As páginas da Revista Arautos do Evangelho do mês de outubro de 2013 estampam artigo do Arauto Gustavo Ponce Montesinos intitulado Na vanguarda missionária da Igreja. Apresenta a bela história de Santa Laura Montoya, que nasceu e viveu na Colômbia entre o final do século XVIIII e a primeira metade do século XX. Faleceu em 21 de Outubro de 1949, aos 75 anos; é uma das primeiras santas canonizadas pelo Papa Francisco, em 12/05/2013.

De família muito católica e fervorosa, Santa Laura de Montoya está na “vanguarda missionária da Igreja” justamente porque sua vida – inicialmente como professora, formadora e fundadora de uma Ordem Religiosa é repleta de exemplos que podem e devem ser imitados em nossos dias, por todos os jovens que queiram servir a Deus de forma mais perfeita, seguindo o conselho evangélico: “Sede perfeitos como vosso Pai celestial é Perfeito” (Cf. Mt 5,48).

Desde muito cedo foi a pequena Laurita formada por sua piedosa mãe no amor ao próximo, perdoando e ajudando mesmo aqueles que lhe houvessem causado qualquer mal. Perdeu o pai, vítima da guerra civil ainda muito cedo, quando tinha apenas dois anos de idade. Permitiu a Providência Divina que, em toda a sua formação, o seu coração ficasse “vazio de qualquer afeto terreno, para poder, a seu tempo, tomar posse absoluta dele”. (1) Ainda em sua infância, aos 10 anos, teve a graça de conhecer “duas jovens que marcaram profundamente sua vida: ‘Úrsula, a virgem contemplativa, e Dolores, a virgem apóstolo, foram, sem saber, minhas mestras, meus espelhos, os pedagogos de minha vocação” (2).
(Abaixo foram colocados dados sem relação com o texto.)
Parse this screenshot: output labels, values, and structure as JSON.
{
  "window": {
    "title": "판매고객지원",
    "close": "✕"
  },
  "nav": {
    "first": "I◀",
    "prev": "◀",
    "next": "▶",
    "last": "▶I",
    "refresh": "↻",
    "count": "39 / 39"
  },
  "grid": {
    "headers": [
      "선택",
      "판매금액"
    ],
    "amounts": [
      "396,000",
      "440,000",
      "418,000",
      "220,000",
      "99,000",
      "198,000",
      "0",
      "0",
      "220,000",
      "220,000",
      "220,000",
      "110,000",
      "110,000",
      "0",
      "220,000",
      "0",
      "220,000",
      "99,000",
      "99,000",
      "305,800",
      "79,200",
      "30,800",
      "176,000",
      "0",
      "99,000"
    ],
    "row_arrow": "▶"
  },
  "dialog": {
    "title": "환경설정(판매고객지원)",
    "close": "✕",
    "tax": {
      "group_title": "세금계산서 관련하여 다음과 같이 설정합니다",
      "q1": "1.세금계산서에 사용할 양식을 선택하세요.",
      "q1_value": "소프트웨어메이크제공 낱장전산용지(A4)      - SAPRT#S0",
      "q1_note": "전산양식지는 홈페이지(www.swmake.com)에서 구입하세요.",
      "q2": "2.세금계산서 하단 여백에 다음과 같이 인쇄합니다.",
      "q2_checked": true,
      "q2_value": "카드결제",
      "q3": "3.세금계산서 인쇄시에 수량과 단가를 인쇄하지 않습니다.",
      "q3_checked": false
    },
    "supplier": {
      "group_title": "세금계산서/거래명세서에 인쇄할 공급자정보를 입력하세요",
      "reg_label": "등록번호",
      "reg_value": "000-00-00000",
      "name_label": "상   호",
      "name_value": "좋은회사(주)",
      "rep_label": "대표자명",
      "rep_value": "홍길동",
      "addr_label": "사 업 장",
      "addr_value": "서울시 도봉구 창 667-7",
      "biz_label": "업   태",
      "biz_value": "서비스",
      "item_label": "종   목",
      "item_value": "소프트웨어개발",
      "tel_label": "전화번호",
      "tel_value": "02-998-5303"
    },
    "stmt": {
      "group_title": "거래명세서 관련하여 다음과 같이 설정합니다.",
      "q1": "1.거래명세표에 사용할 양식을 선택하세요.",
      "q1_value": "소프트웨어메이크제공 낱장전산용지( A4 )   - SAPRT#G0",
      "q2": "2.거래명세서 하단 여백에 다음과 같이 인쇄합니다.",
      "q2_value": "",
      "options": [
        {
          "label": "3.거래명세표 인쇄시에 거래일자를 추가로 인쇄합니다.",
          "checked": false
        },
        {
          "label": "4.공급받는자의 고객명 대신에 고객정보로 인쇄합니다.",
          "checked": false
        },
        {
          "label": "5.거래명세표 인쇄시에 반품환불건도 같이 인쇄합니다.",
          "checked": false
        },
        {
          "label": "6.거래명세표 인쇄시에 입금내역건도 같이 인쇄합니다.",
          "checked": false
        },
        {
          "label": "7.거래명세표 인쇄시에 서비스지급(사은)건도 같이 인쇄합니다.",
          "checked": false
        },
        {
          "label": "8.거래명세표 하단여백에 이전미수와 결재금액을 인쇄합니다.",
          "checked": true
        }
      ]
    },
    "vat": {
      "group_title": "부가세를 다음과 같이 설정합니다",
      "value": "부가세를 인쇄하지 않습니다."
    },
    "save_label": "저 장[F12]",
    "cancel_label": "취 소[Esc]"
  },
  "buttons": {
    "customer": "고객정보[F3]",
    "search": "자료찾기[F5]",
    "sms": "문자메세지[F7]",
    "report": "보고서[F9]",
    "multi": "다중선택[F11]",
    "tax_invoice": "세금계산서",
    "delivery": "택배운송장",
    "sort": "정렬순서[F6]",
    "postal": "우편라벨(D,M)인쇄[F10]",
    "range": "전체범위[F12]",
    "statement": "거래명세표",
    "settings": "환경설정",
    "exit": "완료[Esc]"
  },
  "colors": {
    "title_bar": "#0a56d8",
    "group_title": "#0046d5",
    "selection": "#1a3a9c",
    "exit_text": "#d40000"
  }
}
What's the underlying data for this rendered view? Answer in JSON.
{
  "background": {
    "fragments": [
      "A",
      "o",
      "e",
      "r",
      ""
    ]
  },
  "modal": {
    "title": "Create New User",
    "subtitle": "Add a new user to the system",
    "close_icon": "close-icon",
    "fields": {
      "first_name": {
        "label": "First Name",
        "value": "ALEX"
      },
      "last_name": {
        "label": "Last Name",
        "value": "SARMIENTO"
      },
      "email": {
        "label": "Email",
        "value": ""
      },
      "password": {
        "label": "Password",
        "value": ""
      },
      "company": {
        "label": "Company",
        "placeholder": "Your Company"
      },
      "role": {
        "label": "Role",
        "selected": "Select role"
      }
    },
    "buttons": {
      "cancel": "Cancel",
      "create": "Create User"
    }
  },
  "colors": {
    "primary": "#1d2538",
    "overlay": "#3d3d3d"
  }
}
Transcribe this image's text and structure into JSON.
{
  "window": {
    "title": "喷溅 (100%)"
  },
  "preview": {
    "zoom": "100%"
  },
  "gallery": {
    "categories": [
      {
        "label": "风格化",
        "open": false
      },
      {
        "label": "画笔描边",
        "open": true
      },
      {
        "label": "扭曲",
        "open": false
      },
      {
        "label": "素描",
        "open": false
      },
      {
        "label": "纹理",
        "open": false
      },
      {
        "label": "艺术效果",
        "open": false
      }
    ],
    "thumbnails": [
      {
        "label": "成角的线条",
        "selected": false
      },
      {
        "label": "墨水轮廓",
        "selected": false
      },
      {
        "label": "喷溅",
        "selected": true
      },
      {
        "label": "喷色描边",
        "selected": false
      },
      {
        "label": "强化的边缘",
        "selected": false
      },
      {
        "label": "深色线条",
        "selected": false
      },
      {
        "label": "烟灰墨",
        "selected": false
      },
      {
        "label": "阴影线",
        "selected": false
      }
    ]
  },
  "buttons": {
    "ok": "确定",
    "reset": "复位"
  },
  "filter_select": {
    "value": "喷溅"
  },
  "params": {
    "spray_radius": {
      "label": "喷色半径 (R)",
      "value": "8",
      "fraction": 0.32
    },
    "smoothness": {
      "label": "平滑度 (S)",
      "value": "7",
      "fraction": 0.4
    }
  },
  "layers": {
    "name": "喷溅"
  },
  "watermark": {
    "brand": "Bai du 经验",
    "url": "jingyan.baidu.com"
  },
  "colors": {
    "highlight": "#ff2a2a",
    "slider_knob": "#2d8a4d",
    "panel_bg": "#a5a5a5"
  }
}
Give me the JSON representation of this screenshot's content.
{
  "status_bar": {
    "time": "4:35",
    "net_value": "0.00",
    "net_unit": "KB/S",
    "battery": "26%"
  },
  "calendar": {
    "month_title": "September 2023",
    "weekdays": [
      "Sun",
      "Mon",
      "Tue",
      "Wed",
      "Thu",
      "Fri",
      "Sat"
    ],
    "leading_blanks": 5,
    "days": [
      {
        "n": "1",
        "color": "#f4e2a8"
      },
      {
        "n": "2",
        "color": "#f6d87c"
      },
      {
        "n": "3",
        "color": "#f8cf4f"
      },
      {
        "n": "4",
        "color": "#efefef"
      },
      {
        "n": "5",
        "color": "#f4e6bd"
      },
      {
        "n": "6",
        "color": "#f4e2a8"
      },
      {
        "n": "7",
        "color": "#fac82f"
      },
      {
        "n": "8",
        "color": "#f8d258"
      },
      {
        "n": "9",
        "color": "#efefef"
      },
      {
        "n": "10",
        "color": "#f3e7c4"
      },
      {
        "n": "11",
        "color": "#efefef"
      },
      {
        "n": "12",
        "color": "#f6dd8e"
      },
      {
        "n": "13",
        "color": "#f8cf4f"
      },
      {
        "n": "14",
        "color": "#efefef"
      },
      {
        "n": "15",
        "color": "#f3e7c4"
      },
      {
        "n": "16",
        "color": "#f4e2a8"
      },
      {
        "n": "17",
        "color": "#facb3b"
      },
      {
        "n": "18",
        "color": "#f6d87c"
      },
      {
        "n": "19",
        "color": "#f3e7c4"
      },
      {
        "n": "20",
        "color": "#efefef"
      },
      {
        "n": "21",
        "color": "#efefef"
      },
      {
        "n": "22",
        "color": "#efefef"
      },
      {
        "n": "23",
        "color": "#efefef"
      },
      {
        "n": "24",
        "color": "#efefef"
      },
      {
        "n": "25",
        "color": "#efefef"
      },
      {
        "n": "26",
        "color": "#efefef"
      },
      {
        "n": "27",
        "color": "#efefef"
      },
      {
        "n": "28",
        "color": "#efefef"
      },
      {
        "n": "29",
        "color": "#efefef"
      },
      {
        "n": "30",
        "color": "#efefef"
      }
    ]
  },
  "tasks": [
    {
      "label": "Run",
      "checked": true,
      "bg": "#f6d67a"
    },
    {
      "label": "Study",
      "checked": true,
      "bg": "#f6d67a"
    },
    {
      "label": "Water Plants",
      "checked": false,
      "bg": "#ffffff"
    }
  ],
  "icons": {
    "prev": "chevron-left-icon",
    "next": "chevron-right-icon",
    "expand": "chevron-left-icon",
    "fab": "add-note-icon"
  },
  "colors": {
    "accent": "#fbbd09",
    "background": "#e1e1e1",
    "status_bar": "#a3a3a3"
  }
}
Professora sedenta de almas

De fato, iniciou sua missão aos 19 anos, quando obteve, em 1893, o diploma de professora de primeiro e segundo grau, ocasião em que pode dar os primeiros lances do que seria o seu fecundo apostolado: “Empenhei-me em fazer de minhas alunas umas amantes loucas de Deus” (3).

Santa Laura Montoya

“Em pouco tempo, suas palavras e exemplos começaram a produzir frutos de conversão e de afervoramento” entre as jovens da sociedade local, que “passaram a comungar com frequência e a defender sua fé com denodo perante parentes ímpios”. (4) Contrariado pelo êxito que a jovem professora obteve, não tardou o demônio em procurar vingar-se. De fato, uma das alunas de Laura, Eva Castro, desistiu do casamento, manifestando aos pais o desejo de seguir a vocação religiosa. Insuflados pelo espírito maligno, os pais da jovem culparam a pobre professora por essa mudança, desencadeando sobre ela uma brutal perseguição, através de calúnias e difamações. Laura foi abandonada por todos, até pelo seu confessor. Finalmente a Providência interveio e a situação pode ser esclarecida. Não foi esta a única perseguição que sofreu, mas, ela sempre conservou inabalável a sua Fé.

O segundo Colégio que abriu obteve um bom sucesso inicial, mas foi também fechado precocemente (decorridos apenas dois anos de funcionamento); desta vez, não pela ação de inimigos da Igreja, mas por um Bispo mal informado. Através dessas cruzes, a Providência ia preparando a alma de Laura para “uma grande vocação: a de ser missionária entre os índios, e mãe de numerosas missionárias”. (5)

Trezentos ou quatrocentos mil filhos perdidos

O zelo apostólico da jovem professora experimentava enorme dor ao “considerar que milhares de indígenas colombianos não tinham contato algum com a Igreja” (6), como se tivesse centenas de milhares de filhos perdidos. O desejo de catequizá-los, mostrar-lhes a Verdadeira Fé e torná-los Filhos de Deus a inflamava constantemente, porém, teve que enfrentar inúmeros obstáculos antes de realizar seu projeto missionário. Afinal, depois de muitas lutas, conseguiu lançar-se à obra, graças a ajuda de Dom Maximiliano Crespo, Bispo de Santa Fé de Antioquia, o qual a apoiou, concedendo-lhe os recursos necessários para que partisse em missão.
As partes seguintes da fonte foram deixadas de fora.